According to U.S. authorities, the company willfully violated the Bank Secrecy Act and knowingly operated a financial platform without basic anti-money-laundering safeguards. The details are astonishing. “For years, Binance allowed users to open accounts and trade without submitting any identifying information beyond an email address,” the Justice Department said.

Crypto investors cheer talk of Binance criminal probe resolution

Not only did Binance facilitate terrorist financing by failing to report transactions associated with terrorist groups, including Al Qaeda, the Islamic State in Iraq and Syria (ISIS) and Hamas’s Al-Qassam Brigades, it also facilitated the exchange of money made from ransomware attacks, websites devoted to selling child sexual abuse materials and large-scale hacks.

From 2017 to 2022, Binance willfully handled more than US$898-million in trades between U.S. users and residents of Iran, and permitted direct transfers of approximately US$106-million in bitcoin from Hydra, a once-popular Russian darknet marketplace that was frequently used by criminals, according to the U.S. government.

It wasn’t as though Binance executives didn’t have at least a general idea of what was going down, either.

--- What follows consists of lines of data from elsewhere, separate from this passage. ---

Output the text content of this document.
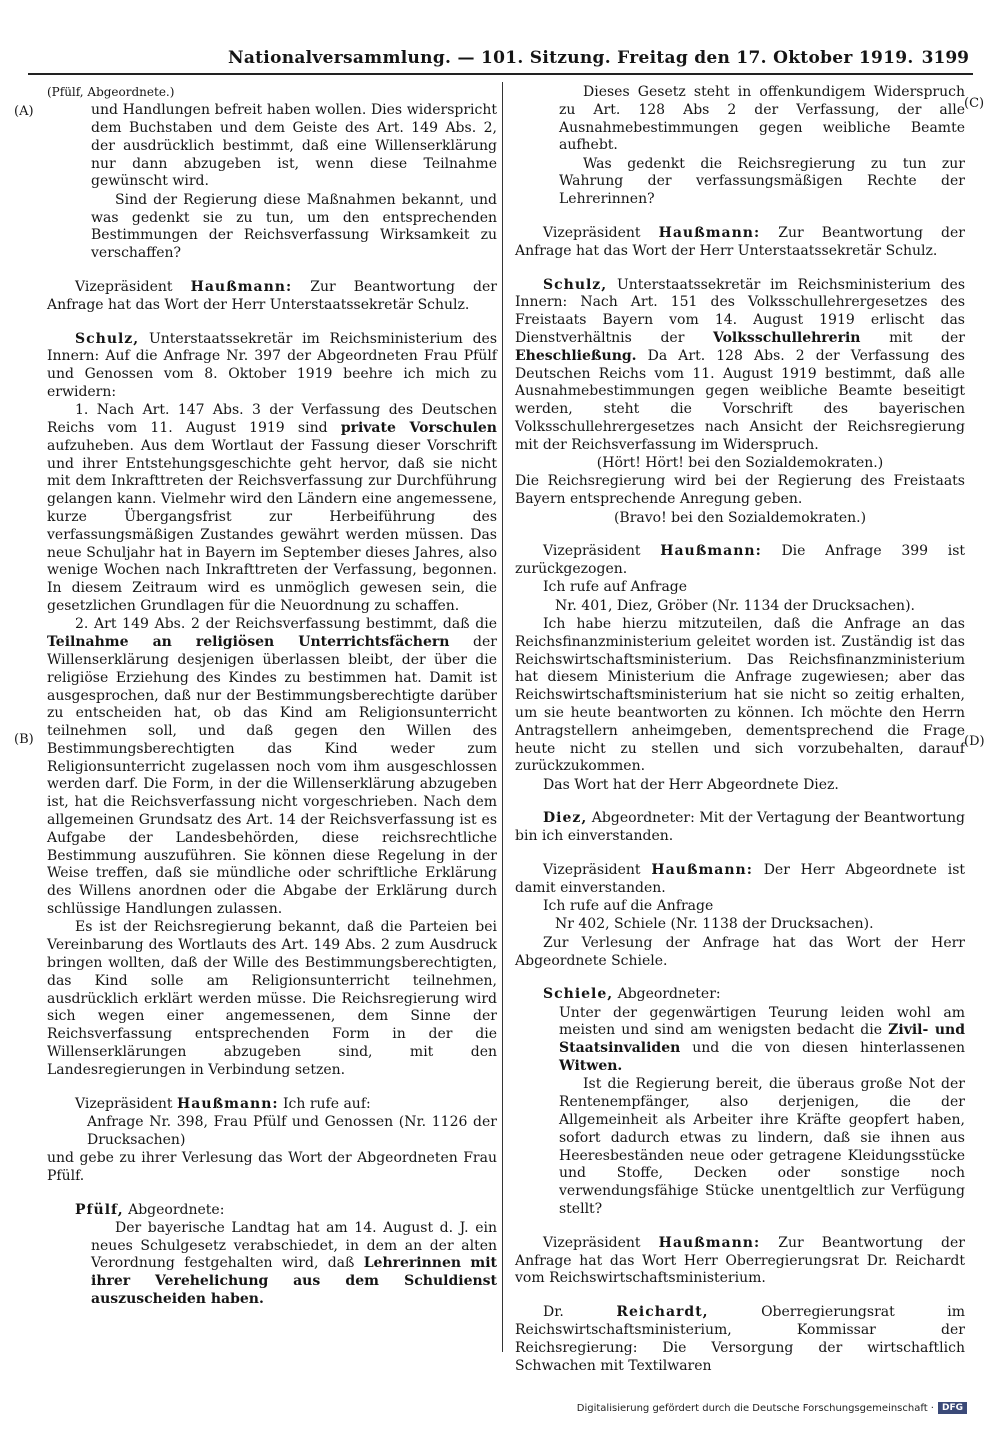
Nationalversammlung. — 101. Sitzung. Freitag den 17. Oktober 1919. 3199
(A)
(B)
(C)
(D)

(Pfülf, Abgeordnete.)

und Handlungen befreit haben wollen. Dies widerspricht dem Buchstaben und dem Geiste des Art. 149 Abs. 2, der ausdrücklich bestimmt, daß eine Willenserklärung nur dann abzugeben ist, wenn diese Teilnahme gewünscht wird.

Sind der Regierung diese Maßnahmen bekannt, und was gedenkt sie zu tun, um den entsprechenden Bestimmungen der Reichsverfassung Wirksamkeit zu verschaffen?

Vizepräsident Haußmann: Zur Beantwortung der Anfrage hat das Wort der Herr Unterstaatssekretär Schulz.

Schulz, Unterstaatssekretär im Reichsministerium des Innern: Auf die Anfrage Nr. 397 der Abgeordneten Frau Pfülf und Genossen vom 8. Oktober 1919 beehre ich mich zu erwidern:

1. Nach Art. 147 Abs. 3 der Verfassung des Deutschen Reichs vom 11. August 1919 sind private Vorschulen aufzuheben. Aus dem Wortlaut der Fassung dieser Vorschrift und ihrer Entstehungsgeschichte geht hervor, daß sie nicht mit dem Inkrafttreten der Reichsverfassung zur Durchführung gelangen kann. Vielmehr wird den Ländern eine angemessene, kurze Übergangsfrist zur Herbeiführung des verfassungsmäßigen Zustandes gewährt werden müssen. Das neue Schuljahr hat in Bayern im September dieses Jahres, also wenige Wochen nach Inkrafttreten der Verfassung, begonnen. In diesem Zeitraum wird es unmöglich gewesen sein, die gesetzlichen Grundlagen für die Neuordnung zu schaffen.

2. Art 149 Abs. 2 der Reichsverfassung bestimmt, daß die Teilnahme an religiösen Unterrichtsfächern der Willenserklärung desjenigen überlassen bleibt, der über die religiöse Erziehung des Kindes zu bestimmen hat. Damit ist ausgesprochen, daß nur der Bestimmungsberechtigte darüber zu entscheiden hat, ob das Kind am Religionsunterricht teilnehmen soll, und daß gegen den Willen des Bestimmungsberechtigten das Kind weder zum Religionsunterricht zugelassen noch vom ihm ausgeschlossen werden darf. Die Form, in der die Willenserklärung abzugeben ist, hat die Reichsverfassung nicht vorgeschrieben. Nach dem allgemeinen Grundsatz des Art. 14 der Reichsverfassung ist es Aufgabe der Landesbehörden, diese reichsrechtliche Bestimmung auszuführen. Sie können diese Regelung in der Weise treffen, daß sie mündliche oder schriftliche Erklärung des Willens anordnen oder die Abgabe der Erklärung durch schlüssige Handlungen zulassen.

Es ist der Reichsregierung bekannt, daß die Parteien bei Vereinbarung des Wortlauts des Art. 149 Abs. 2 zum Ausdruck bringen wollten, daß der Wille des Bestimmungsberechtigten, das Kind solle am Religionsunterricht teilnehmen, ausdrücklich erklärt werden müsse. Die Reichsregierung wird sich wegen einer angemessenen, dem Sinne der Reichsverfassung entsprechenden Form in der die Willenserklärungen abzugeben sind, mit den Landesregierungen in Verbindung setzen.

Vizepräsident Haußmann: Ich rufe auf:

Anfrage Nr. 398, Frau Pfülf und Genossen (Nr. 1126 der Drucksachen)

und gebe zu ihrer Verlesung das Wort der Abgeordneten Frau Pfülf.

Pfülf, Abgeordnete:

Der bayerische Landtag hat am 14. August d. J. ein neues Schulgesetz verabschiedet, in dem an der alten Verordnung festgehalten wird, daß Lehrerinnen mit ihrer Verehelichung aus dem Schuldienst auszuscheiden haben.

Dieses Gesetz steht in offenkundigem Widerspruch zu Art. 128 Abs 2 der Verfassung, der alle Ausnahmebestimmungen gegen weibliche Beamte aufhebt.

Was gedenkt die Reichsregierung zu tun zur Wahrung der verfassungsmäßigen Rechte der Lehrerinnen?

Vizepräsident Haußmann: Zur Beantwortung der Anfrage hat das Wort der Herr Unterstaatssekretär Schulz.

Schulz, Unterstaatssekretär im Reichsministerium des Innern: Nach Art. 151 des Volksschullehrergesetzes des Freistaats Bayern vom 14. August 1919 erlischt das Dienstverhältnis der Volksschullehrerin mit der Eheschließung. Da Art. 128 Abs. 2 der Verfassung des Deutschen Reichs vom 11. August 1919 bestimmt, daß alle Ausnahmebestimmungen gegen weibliche Beamte beseitigt werden, steht die Vorschrift des bayerischen Volksschullehrergesetzes nach Ansicht der Reichsregierung mit der Reichsverfassung im Widerspruch.

(Hört! Hört! bei den Sozialdemokraten.)

Die Reichsregierung wird bei der Regierung des Freistaats Bayern entsprechende Anregung geben.

(Bravo! bei den Sozialdemokraten.)

Vizepräsident Haußmann: Die Anfrage 399 ist zurückgezogen.

Ich rufe auf Anfrage

Nr. 401, Diez, Gröber (Nr. 1134 der Drucksachen).

Ich habe hierzu mitzuteilen, daß die Anfrage an das Reichsfinanzministerium geleitet worden ist. Zuständig ist das Reichswirtschaftsministerium. Das Reichsfinanzministerium hat diesem Ministerium die Anfrage zugewiesen; aber das Reichswirtschaftsministerium hat sie nicht so zeitig erhalten, um sie heute beantworten zu können. Ich möchte den Herrn Antragstellern anheimgeben, dementsprechend die Frage heute nicht zu stellen und sich vorzubehalten, darauf zurückzukommen.

Das Wort hat der Herr Abgeordnete Diez.

Diez, Abgeordneter: Mit der Vertagung der Beantwortung bin ich einverstanden.

Vizepräsident Haußmann: Der Herr Abgeordnete ist damit einverstanden.

Ich rufe auf die Anfrage

Nr 402, Schiele (Nr. 1138 der Drucksachen).

Zur Verlesung der Anfrage hat das Wort der Herr Abgeordnete Schiele.

Schiele, Abgeordneter:

Unter der gegenwärtigen Teurung leiden wohl am meisten und sind am wenigsten bedacht die Zivil- und Staatsinvaliden und die von diesen hinterlassenen Witwen.

Ist die Regierung bereit, die überaus große Not der Rentenempfänger, also derjenigen, die der Allgemeinheit als Arbeiter ihre Kräfte geopfert haben, sofort dadurch etwas zu lindern, daß sie ihnen aus Heeresbeständen neue oder getragene Kleidungsstücke und Stoffe, Decken oder sonstige noch verwendungsfähige Stücke unentgeltlich zur Verfügung stellt?

Vizepräsident Haußmann: Zur Beantwortung der Anfrage hat das Wort Herr Oberregierungsrat Dr. Reichardt vom Reichswirtschaftsministerium.

Dr.	Reichardt,	Oberregierungsrat im Reichswirtschaftsministerium, Kommissar der Reichsregierung: Die Versorgung der wirtschaftlich Schwachen mit Textilwaren

Digitalisierung gefördert durch die Deutsche Forschungsgemeinschaft · DFG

After the U.S. started cracking down on crypto exchanges in 2022, Binance tried to help some VIP clients avoid the government’s scrutiny. In one instance, Binance’s chief compliance officer tried to assist a client who held a U.S. passport by asking if someone else with a non-U.S. passport could re-register for them.

Despite the severity of these charges, Binance’s Mr. Zhao said in a statement Tuesday that he was “proud to point out that in our resolutions with the U.S. agencies they do not allege that Binance misappropriated any user funds, and do not allege that Binance engaged in any market manipulation.”

What he was subtly suggesting was that Binance was no FTX, whose founder, Mr. Bankman-Fried, was found guilty on seven criminal charges three weeks ago. Mr. Bankman-Fried was accused of stealing client money and moving it to his own trading firm, Alameda Research. He was also accused of manipulating the price of a FTT, a cryptocurrency he invented. The U.S. Securities and Exchange Commission has alleged that Alameda used FTT as collateral to borrow billions of dollars from outside lenders.

It is a bizarre benchmark to use – not fraud like FTX, just money laundering. Mr. Zhao is now likely to face jail time, and will be sentenced in February.

As for the charges against five other crypto CEOs, whose companies are Genesis Global, Voyageur Digital and Celsius Network, the allegations in each case vary, including falsely claiming that customers’ accounts were insured by the Federal Deposit Insurance Corporation (FDIC), to making loans that were undersecured and highly concentrated with one entity.

Whether or not those CEOs ever face jail time, many of their companies have already collapsed, and clients are out tens of billions of dollars. More than that, one crucial fact has also become clear: The crypto industry’s dreams of being viewed as a safe and sophisticated alternative to centralized banking have been shattered.